Deep SSMs and Linear Attention

Two tensions define modern sequence modeling. On the training side, recurrent models like RNNs process tokens one at a time, leaving GPU parallelism underutilized on long sequences. On the inference side, Transformers compute all pairwise token interactions, incurring $O(N^2)$ time and memory that becomes prohibitive for long contexts. Can we get the best of both worlds — parallel training and efficient inference?

This chapter shows that the answer is yes, for a broad family of models that can be written as linear recurrences. A linear recurrence is simultaneously a convolution (fast parallel training via FFT or parallel scan) and a fixed-size hidden-state update (fast $O(1)$ -memory inference). Structured SSMs exploit this duality with carefully designed dynamics matrices; linear attention recovers it by approximating the softmax kernel.

Deep State Space Models¶

Linear Recurrent Neural Networks¶

A linear RNN evolves a hidden state $\mbh_t \in \reals^p$ via

\mbh_t = \mbA \mbh_{t-1} + \mbB \mbx_t, \qquad \mby_t = \mbC \mbh_t + \mbd,

(1)

with $\mbh_0 = \mathbf{0}$ . Because linear operators compose, unrolling the recurrence gives

\mby_t = \mbC \sum_{s=0}^{t-1} \mbA^s \mbB \mbx_{t-s} + \mbd = [\mbK \circledast \mbx]_t,

(2)

where the SSM kernel is $\mbK = [\mbC\mbB \;\; \mbC\mbA\mbB \;\; \mbC\mbA^2\mbB \;\; \cdots]$ .

This recurrence–convolution duality is the key computational property:

Recurrent form: $O(Np)$ inference, $O(p)$ memory — ideal for generation.
Convolutional form: evaluate the full kernel once and convolve via FFT, $O(N \log N)$ — ideal for training on long sequences.

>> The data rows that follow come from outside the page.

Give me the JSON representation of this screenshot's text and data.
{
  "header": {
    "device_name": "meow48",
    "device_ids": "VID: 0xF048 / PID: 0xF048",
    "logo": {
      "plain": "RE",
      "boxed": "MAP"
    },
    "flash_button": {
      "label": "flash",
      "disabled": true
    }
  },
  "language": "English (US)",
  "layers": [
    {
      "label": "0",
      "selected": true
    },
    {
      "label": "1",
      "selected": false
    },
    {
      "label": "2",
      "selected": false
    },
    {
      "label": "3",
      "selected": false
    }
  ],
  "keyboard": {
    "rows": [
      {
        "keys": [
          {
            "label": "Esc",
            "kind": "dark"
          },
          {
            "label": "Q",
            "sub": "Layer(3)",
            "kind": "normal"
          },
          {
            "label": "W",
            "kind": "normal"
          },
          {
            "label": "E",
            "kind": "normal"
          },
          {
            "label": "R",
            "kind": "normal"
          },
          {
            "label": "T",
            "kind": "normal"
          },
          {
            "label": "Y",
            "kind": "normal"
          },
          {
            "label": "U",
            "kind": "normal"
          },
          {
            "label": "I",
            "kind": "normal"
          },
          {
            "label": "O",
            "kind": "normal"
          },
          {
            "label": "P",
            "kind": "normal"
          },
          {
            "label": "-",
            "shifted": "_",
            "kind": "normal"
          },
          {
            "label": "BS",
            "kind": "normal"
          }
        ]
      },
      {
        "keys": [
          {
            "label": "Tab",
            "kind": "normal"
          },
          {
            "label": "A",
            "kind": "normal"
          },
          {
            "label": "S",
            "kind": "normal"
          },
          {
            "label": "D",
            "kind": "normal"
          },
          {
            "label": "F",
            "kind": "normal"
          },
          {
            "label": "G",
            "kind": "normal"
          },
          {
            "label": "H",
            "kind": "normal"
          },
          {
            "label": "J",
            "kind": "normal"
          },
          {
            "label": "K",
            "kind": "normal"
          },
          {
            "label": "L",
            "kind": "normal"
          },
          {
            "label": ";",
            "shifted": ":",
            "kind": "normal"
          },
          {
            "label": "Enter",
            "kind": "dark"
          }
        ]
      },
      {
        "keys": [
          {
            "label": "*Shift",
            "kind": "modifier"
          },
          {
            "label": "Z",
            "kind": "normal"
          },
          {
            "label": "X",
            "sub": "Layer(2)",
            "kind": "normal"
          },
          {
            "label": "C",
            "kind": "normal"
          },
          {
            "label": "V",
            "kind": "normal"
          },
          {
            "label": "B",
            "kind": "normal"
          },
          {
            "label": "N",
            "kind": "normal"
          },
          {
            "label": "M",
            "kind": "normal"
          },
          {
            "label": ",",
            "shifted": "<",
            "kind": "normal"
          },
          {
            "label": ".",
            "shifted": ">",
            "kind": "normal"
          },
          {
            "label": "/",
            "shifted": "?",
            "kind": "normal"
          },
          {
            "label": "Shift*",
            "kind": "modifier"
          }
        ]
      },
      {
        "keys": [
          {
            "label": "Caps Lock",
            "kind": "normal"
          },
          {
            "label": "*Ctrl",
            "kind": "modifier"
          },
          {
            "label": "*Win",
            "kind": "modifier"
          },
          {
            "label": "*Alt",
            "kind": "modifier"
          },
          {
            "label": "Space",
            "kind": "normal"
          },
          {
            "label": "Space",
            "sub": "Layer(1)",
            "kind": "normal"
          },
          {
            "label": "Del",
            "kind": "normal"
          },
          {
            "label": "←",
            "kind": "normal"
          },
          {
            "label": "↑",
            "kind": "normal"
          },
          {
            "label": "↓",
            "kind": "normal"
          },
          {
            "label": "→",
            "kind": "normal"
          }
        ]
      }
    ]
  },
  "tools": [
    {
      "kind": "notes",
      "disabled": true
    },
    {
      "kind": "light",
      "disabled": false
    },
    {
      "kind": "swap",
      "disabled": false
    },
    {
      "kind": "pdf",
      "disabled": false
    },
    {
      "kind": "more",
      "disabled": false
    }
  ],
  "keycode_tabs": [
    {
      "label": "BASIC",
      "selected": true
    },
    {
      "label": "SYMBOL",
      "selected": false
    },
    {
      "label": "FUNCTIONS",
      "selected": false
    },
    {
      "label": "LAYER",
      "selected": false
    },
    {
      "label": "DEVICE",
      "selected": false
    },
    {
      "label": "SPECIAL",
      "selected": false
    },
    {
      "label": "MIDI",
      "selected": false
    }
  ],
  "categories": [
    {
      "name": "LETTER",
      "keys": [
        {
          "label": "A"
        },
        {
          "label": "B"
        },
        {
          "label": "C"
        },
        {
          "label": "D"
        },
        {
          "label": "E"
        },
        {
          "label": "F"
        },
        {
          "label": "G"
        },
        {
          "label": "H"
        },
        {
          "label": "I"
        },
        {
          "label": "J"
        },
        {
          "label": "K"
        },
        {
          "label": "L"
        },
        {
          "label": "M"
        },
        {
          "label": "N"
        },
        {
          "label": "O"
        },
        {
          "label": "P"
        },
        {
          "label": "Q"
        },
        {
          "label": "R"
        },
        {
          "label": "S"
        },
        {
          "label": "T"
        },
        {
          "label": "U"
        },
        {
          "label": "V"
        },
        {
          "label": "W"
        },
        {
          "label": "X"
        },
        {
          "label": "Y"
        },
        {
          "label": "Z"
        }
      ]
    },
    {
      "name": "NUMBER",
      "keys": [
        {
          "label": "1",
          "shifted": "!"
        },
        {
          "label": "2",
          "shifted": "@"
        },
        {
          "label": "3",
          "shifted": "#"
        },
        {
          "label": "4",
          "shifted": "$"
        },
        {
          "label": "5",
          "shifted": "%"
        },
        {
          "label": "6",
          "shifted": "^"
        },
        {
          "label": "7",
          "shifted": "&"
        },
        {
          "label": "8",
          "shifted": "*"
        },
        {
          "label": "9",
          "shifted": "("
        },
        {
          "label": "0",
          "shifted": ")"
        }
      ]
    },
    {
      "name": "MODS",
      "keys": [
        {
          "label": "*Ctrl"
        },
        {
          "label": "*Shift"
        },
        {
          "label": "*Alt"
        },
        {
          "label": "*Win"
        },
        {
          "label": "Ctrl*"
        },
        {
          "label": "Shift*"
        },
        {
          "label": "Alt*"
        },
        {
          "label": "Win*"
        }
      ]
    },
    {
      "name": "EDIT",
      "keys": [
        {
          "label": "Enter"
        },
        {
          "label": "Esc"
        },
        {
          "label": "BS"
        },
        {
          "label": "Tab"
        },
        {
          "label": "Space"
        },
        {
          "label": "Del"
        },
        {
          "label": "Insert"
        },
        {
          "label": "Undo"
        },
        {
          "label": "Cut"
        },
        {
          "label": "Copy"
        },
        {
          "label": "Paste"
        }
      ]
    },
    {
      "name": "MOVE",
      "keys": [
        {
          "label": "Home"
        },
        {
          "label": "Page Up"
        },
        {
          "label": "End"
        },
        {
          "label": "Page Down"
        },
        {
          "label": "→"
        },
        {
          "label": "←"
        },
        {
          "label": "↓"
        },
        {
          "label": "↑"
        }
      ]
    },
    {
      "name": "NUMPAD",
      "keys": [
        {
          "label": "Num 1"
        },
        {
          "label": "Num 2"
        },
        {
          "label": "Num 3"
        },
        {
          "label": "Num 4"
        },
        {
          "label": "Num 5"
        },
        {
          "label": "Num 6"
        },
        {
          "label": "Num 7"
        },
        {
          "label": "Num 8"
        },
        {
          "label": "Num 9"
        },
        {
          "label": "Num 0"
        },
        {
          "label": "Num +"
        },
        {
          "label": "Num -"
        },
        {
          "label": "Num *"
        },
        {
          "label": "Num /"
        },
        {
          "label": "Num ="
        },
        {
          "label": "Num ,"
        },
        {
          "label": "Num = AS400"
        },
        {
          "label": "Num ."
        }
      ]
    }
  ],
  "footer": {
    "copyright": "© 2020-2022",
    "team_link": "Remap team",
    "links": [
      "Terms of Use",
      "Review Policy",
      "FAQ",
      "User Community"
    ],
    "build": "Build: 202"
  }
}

When the dynamics $\mbA_t$ are input-dependent (time-varying), the fixed kernel no longer applies. Training then requires a parallel scan over the sequence — an $O(\log T)$ -depth divide-and-conquer algorithm that exploits the associativity of affine function composition. See Parallelizing Nonlinear RNNs for a detailed treatment of the parallel scan and its extensions to nonlinear recurrences.

S4: A Continuous-Time Deep SSM¶

S4 Gu et al., 2022 is a deep SSM that derives its discrete-time recurrence from a continuous-time dynamical system, giving a principled way to initialize $\mbA$ so that the model captures long-range dependencies. A linear time-invariant (LTI) system evolves a hidden state $h(t) \in \mathbb{R}^p$ via:

h'(t) = A\, h(t) + B\, x(t), \qquad y(t) = C^\top h(t),

(3)

Discretizing with step size $\Delta$ (zero-order hold) yields the recurrent form:

h_t = \bar{A}\, h_{t-1} + \bar{B}\, x_t, \qquad y_t = C^\top h_t,

(4)

where $\bar{A} = e^{\Delta A}$ and $\bar{B} = (\bar{A} - I) A^{-1} B$ . Because $\bar{A}$ is fixed, the output is a convolution with the SSM kernel $\bar{K} = (C^\top \bar{B},\; C^\top \bar{A} \bar{B},\; C^\top \bar{A}^2 \bar{B}, \ldots)$ :

y_t = (\bar{K} * x)_t.

(5)

The remaining challenge is computing $\bar{K}$ efficiently. Computing $e^{\Delta A}$ naively is $O(p^3)$ . S4 addresses this by initializing $A$ using the HiPPO framework Gu et al., 2020, which constructs $A$ as a structured matrix designed to optimally memorize the input history via polynomial projections. The HiPPO-LegS matrix has entries:

A_{nk} = \begin{cases} -(2n+1)^{1/2}(2k+1)^{1/2} & n > k \\ -(n+1) & n = k \\ 0 & n < k \end{cases}

(6)

S4 exploits the fact that HiPPO-LegS is a normal plus low-rank (NPLR) matrix to compute the SSM kernel in $O(p + N \log N)$ time via the fast Fourier transform.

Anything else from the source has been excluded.